Marketers use a variety of approaches to attribution today. In many cases, these attribution types build upon themselves to provide a fuller picture of the purchasing journey and of how customers interact and engage with a brand.

  • First-Touch Attribution: Usually described as “first-click” or “first-interaction.” This type of attribution model assigns 100% of the credit for each conversion to the first interaction a prospect had with your brand.
  • Last-Touch Attribution: On the flip side, last-touch attribution assigns 100% of the credit for each conversion to the last interaction a prospect had with your brand.
  • Last Non-Direct Attribution: For many brands with short buying cycles or high repeat purchases, last non-direct attribution is a key attribution methodology employed to help determine conversion events. This attribution model assigns no weight or credit to direct website or bookmarked URL traffic. All attribution is assigned to the channel, ad, or experience leading up to the direct-traffic event.

 

These types of attribution models are very straightforward. They can work very well for smaller advertisers who leverage three or fewer media channels.

However, as a company grows, more advanced attribution models can do a better job of factoring in all the touchpoints a consumer or business buyer may have with your brand. This approach is called multi-touch attribution. There are five common multi-touch attribution models:

  1. Linear Attribution: Linear attribution gives equal weight and revenue credit to all touchpoints throughout the buyer journey.
  2. Time-Decay Attribution: The time decay method attributes more credit to the most recent marketing touchpoints over those earlier in the process. This method is most commonly used by B2B brands.
  3. U-Shaped Attribution (position-based attribution): U-shaped models typically attribute 40% percent to the first touchpoint and 40% to the last touchpoint prior to the business transaction. The remaining 20% is divided among any touches that happened in the middle of the journey.
  4. W-Shaped Attribution: This method is similar to U-shaped attribution, except W-shaped attribution attributes credit to the creation of a sales opportunity. All three major touchpoints (first touch, lead creation, opportunity creation) receive 30% of the credit, with all other touches receiving 10% credit.
  5. Full-Path Attribution: Full-path attribution builds on the W-shaped model to include the final close of a sale. This type of attribution is most helpful when dealing with complex and lengthy sales cycles.

How does predictive analytics support campaign attribution?

In theory, data-driven of attribution provides the most reliable measurement, as it takes a holistic view of the buyer journey and gives credit to each and every touch point along the way.
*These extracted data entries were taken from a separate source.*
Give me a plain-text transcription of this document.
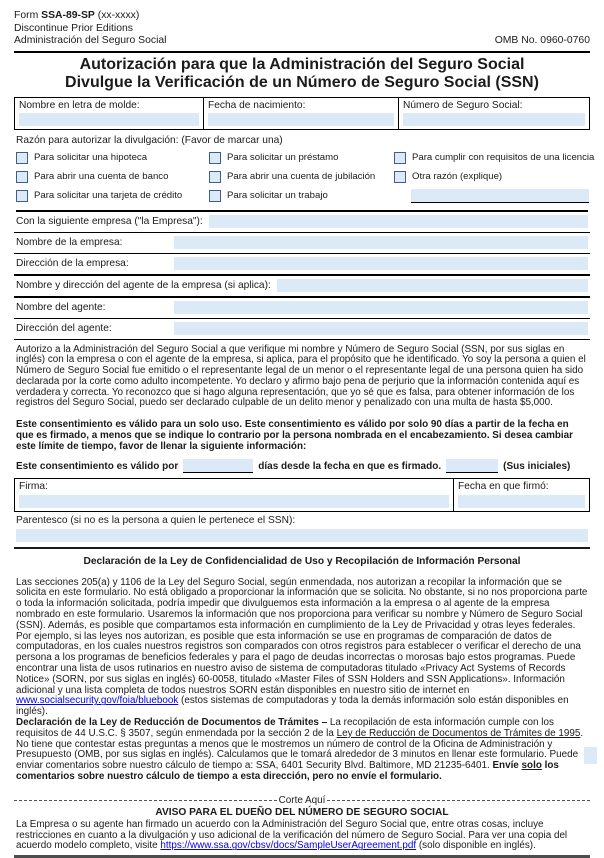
Form SSA-89-SP (xx-xxxx)
Discontinue Prior Editions
Administración del Seguro Social	OMB No. 0960-0760
Autorización para que la Administración del Seguro Social
Divulgue la Verificación de un Número de Seguro Social (SSN)
Nombre en letra de molde:	Fecha de nacimiento:	Número de Seguro Social:
Razón para autorizar la divulgación: (Favor de marcar una)
Para solicitar una hipoteca	Para solicitar un préstamo	Para cumplir con requisitos de una licencia
Para abrir una cuenta de banco	Para abrir una cuenta de jubilación	Otra razón (explique)
Para solicitar una tarjeta de crédito	Para solicitar un trabajo
Con la siguiente empresa ("la Empresa"):
Nombre de la empresa:
Dirección de la empresa:
Nombre y dirección del agente de la empresa (si aplica):
Nombre del agente:
Dirección del agente:
Autorizo a la Administración del Seguro Social a que verifique mi nombre y Número de Seguro Social (SSN, por sus siglas en inglés) con la empresa o con el agente de la empresa, si aplica, para el propósito que he identificado. Yo soy la persona a quien el Número de Seguro Social fue emitido o el representante legal de un menor o el representante legal de una persona quien ha sido declarada por la corte como adulto incompetente. Yo declaro y afirmo bajo pena de perjurio que la información contenida aquí es verdadera y correcta. Yo reconozco que si hago alguna representación, que yo sé que es falsa, para obtener información de los registros del Seguro Social, puedo ser declarado culpable de un delito menor y penalizado con una multa de hasta $5,000.
Este consentimiento es válido para un solo uso. Este consentimiento es válido por solo 90 días a partir de la fecha en que es firmado, a menos que se indique lo contrario por la persona nombrada en el encabezamiento. Si desea cambiar este límite de tiempo, favor de llenar la siguiente información:
Este consentimiento es válido por	días desde la fecha en que es firmado.	(Sus iniciales)
Firma:	Fecha en que firmó:
Parentesco (si no es la persona a quien le pertenece el SSN):
Declaración de la Ley de Confidencialidad de Uso y Recopilación de Información Personal
Las secciones 205(a) y 1106 de la Ley del Seguro Social, según enmendada, nos autorizan a recopilar la información que se solicita en este formulario. No está obligado a proporcionar la información que se solicita. No obstante, si no nos proporciona parte o toda la información solicitada, podría impedir que divulguemos esta información a la empresa o al agente de la empresa nombrado en este formulario. Usaremos la información que nos proporciona para verificar su nombre y Número de Seguro Social (SSN). Además, es posible que compartamos esta información en cumplimiento de la Ley de Privacidad y otras leyes federales. Por ejemplo, si las leyes nos autorizan, es posible que esta información se use en programas de comparación de datos de computadoras, en los cuales nuestros registros son comparados con otros registros para establecer o verificar el derecho de una persona a los programas de beneficios federales y para el pago de deudas incorrectas o morosas bajo estos programas. Puede encontrar una lista de usos rutinarios en nuestro aviso de sistema de computadoras titulado «Privacy Act Systems of Records Notice» (SORN, por sus siglas en inglés) 60-0058, titulado «Master Files of SSN Holders and SSN Applications». Información adicional y una lista completa de todos nuestros SORN están disponibles en nuestro sitio de internet en www.socialsecurity.gov/foia/bluebook (estos sistemas de computadoras y toda la demás información solo están disponibles en inglés).
Declaración de la Ley de Reducción de Documentos de Trámites – La recopilación de esta información cumple con los requisitos de 44 U.S.C. § 3507, según enmendada por la sección 2 de la Ley de Reducción de Documentos de Trámites de 1995. No tiene que contestar estas preguntas a menos que le mostremos un número de control de la Oficina de Administración y Presupuesto (OMB, por sus siglas en inglés). Calculamos que le tomará alrededor de 3 minutos en llenar este formulario. Puede enviar comentarios sobre nuestro cálculo de tiempo a: SSA, 6401 Security Blvd. Baltimore, MD 21235-6401. Envíe solo los comentarios sobre nuestro cálculo de tiempo a esta dirección, pero no envíe el formulario.
Corte Aquí
AVISO PARA EL DUEÑO DEL NÚMERO DE SEGURO SOCIAL
La Empresa o su agente han firmado un acuerdo con la Administración del Seguro Social que, entre otras cosas, incluye restricciones en cuanto a la divulgación y uso adicional de la verificación del número de Seguro Social. Para ver una copia del acuerdo modelo completo, visite https://www.ssa.gov/cbsv/docs/SampleUserAgreement.pdf (solo disponible en inglés).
This type of modeling also provides the most insight what media platforms, channels, devices, etc., you should incorporate into your marketing strategy to drive needed outcomes for your business.

Driven from the highly fragmented media space and the proliferation of devices the need for more advanced measurement solutions is needed to understand all the activity that lead up to a conversion event.  

To that degree it is becoming not only harder for marketers to engage with customers, but to reach new prospects.  With the help of machine learning, brands can test new platforms and be confident of driving outcomes earlier in the test with predictive analytics. 

With predictive analytics as part of your attribution strategy your marketing campaigns become more action oriented.  Predictive analytics allows marketers to optimize on a predictive value vs. looking at historical result.  So no matter what attribution framework your organization is working with, incorporating predictive analytics into the fold will make your results much better.